LGMay 23

Testing the Test: Score-Direction Instability in Class-Split Anomaly Detection

arXiv:2606.0260119.6
AI Analysis

For researchers using class-split benchmarks for anomaly detection, this work highlights a fundamental flaw in the evaluation protocol, showing that results are geometry-dependent rather than unconditional.

The paper reveals that within-dataset class-split anomaly detection can become ill-posed when the held-out anomaly class overlaps the normal mixture in representation space, causing score inversion or collapse. The authors introduce a diagnostic, neighborhood class leakage, which predicts this instability across multiple datasets and representation spaces.
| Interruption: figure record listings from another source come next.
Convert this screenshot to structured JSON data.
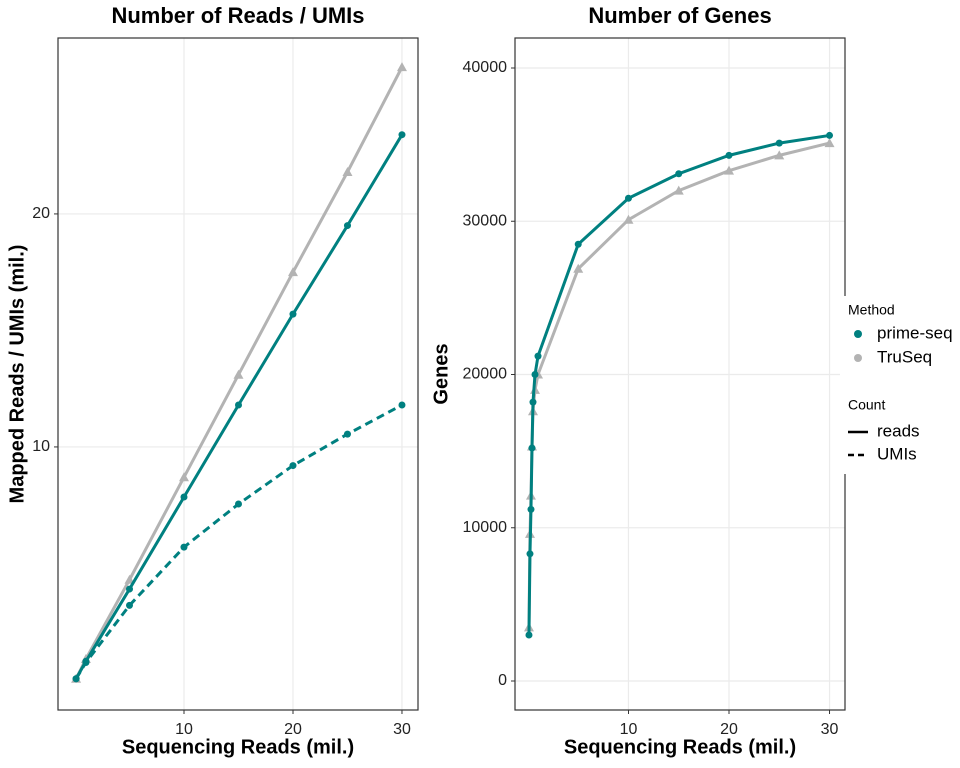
{
  "chart_data": [
    {
      "type": "scatter",
      "title": "Number of Reads / UMIs",
      "xlabel": "Sequencing Reads (mil.)",
      "ylabel": "Mapped Reads / UMIs (mil.)",
      "xlim": [
        -1.56,
        31.47
      ],
      "ylim": [
        -1.29,
        27.55
      ],
      "xticks": [
        10,
        20,
        30
      ],
      "yticks": [
        10,
        20
      ],
      "grid": true,
      "series": [
        {
          "method": 1,
          "count": 0,
          "color": "#b3b3b3",
          "shape": "triangle",
          "dashed": false,
          "x": [
            0.1,
            1,
            5,
            10,
            15,
            20,
            25,
            30
          ],
          "values": [
            0.05,
            0.9,
            4.3,
            8.7,
            13.1,
            17.5,
            21.8,
            26.3
          ]
        },
        {
          "method": 0,
          "count": 0,
          "color": "#008080",
          "shape": "circle",
          "dashed": false,
          "x": [
            0.1,
            1,
            5,
            10,
            15,
            20,
            25,
            30
          ],
          "values": [
            0.05,
            0.8,
            3.9,
            7.85,
            11.8,
            15.7,
            19.5,
            23.4
          ]
        },
        {
          "method": 0,
          "count": 1,
          "color": "#008080",
          "shape": "circle",
          "dashed": true,
          "x": [
            0.1,
            1,
            5,
            10,
            15,
            20,
            25,
            30
          ],
          "values": [
            0.05,
            0.75,
            3.2,
            5.7,
            7.55,
            9.2,
            10.55,
            11.8
          ]
        }
      ]
    },
    {
      "type": "scatter",
      "title": "Number of Genes",
      "xlabel": "Sequencing Reads (mil.)",
      "ylabel": "Genes",
      "xlim": [
        -1.29,
        31.54
      ],
      "ylim": [
        -1892,
        41958
      ],
      "xticks": [
        10,
        20,
        30
      ],
      "yticks": [
        0,
        10000,
        20000,
        30000,
        40000
      ],
      "grid": true,
      "series": [
        {
          "method": 1,
          "count": 0,
          "color": "#b3b3b3",
          "shape": "triangle",
          "dashed": false,
          "x": [
            0.1,
            0.2,
            0.3,
            0.4,
            0.5,
            0.7,
            1,
            5,
            10,
            15,
            20,
            25,
            30
          ],
          "values": [
            3500,
            9600,
            12100,
            15300,
            17600,
            19000,
            20000,
            26900,
            30100,
            32000,
            33300,
            34300,
            35100
          ]
        },
        {
          "method": 0,
          "count": 0,
          "color": "#008080",
          "shape": "circle",
          "dashed": false,
          "x": [
            0.1,
            0.2,
            0.3,
            0.4,
            0.5,
            0.7,
            1,
            5,
            10,
            15,
            20,
            25,
            30
          ],
          "values": [
            3000,
            8300,
            11200,
            15200,
            18200,
            20000,
            21200,
            28500,
            31500,
            33100,
            34300,
            35100,
            35600
          ]
        }
      ]
    }
  ],
  "legend": {
    "method": {
      "title": "Method",
      "entries": [
        {
          "label": "prime-seq",
          "color": "#008080"
        },
        {
          "label": "TruSeq",
          "color": "#b3b3b3"
        }
      ]
    },
    "count": {
      "title": "Count",
      "entries": [
        {
          "label": "reads",
          "dashed": false
        },
        {
          "label": "UMIs",
          "dashed": true
        }
      ]
    }
  }
}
Within-dataset class-split evaluation is widely used as a proxy for fully unconditional out-of-distribution anomaly detection. We show that this protocol can become ill-posed when the held-out anomaly class overlaps the normal mixture in representation space. In this regime, anomaly scores may collapse toward chance or even invert, and the preferred score direction can depend on the unknown anomaly class. We introduce a simple training-free diagnostic, neighborhood class leakage, and show that it predicts score-direction instability across Fashion-MNIST, CIFAR-10, and Imagenette, in both pixel and VAE latent spaces. Our results suggest that class-split AD benchmarks should be treated as geometry-dependent stress tests rather than unconditional evidence of anomaly-detection ability.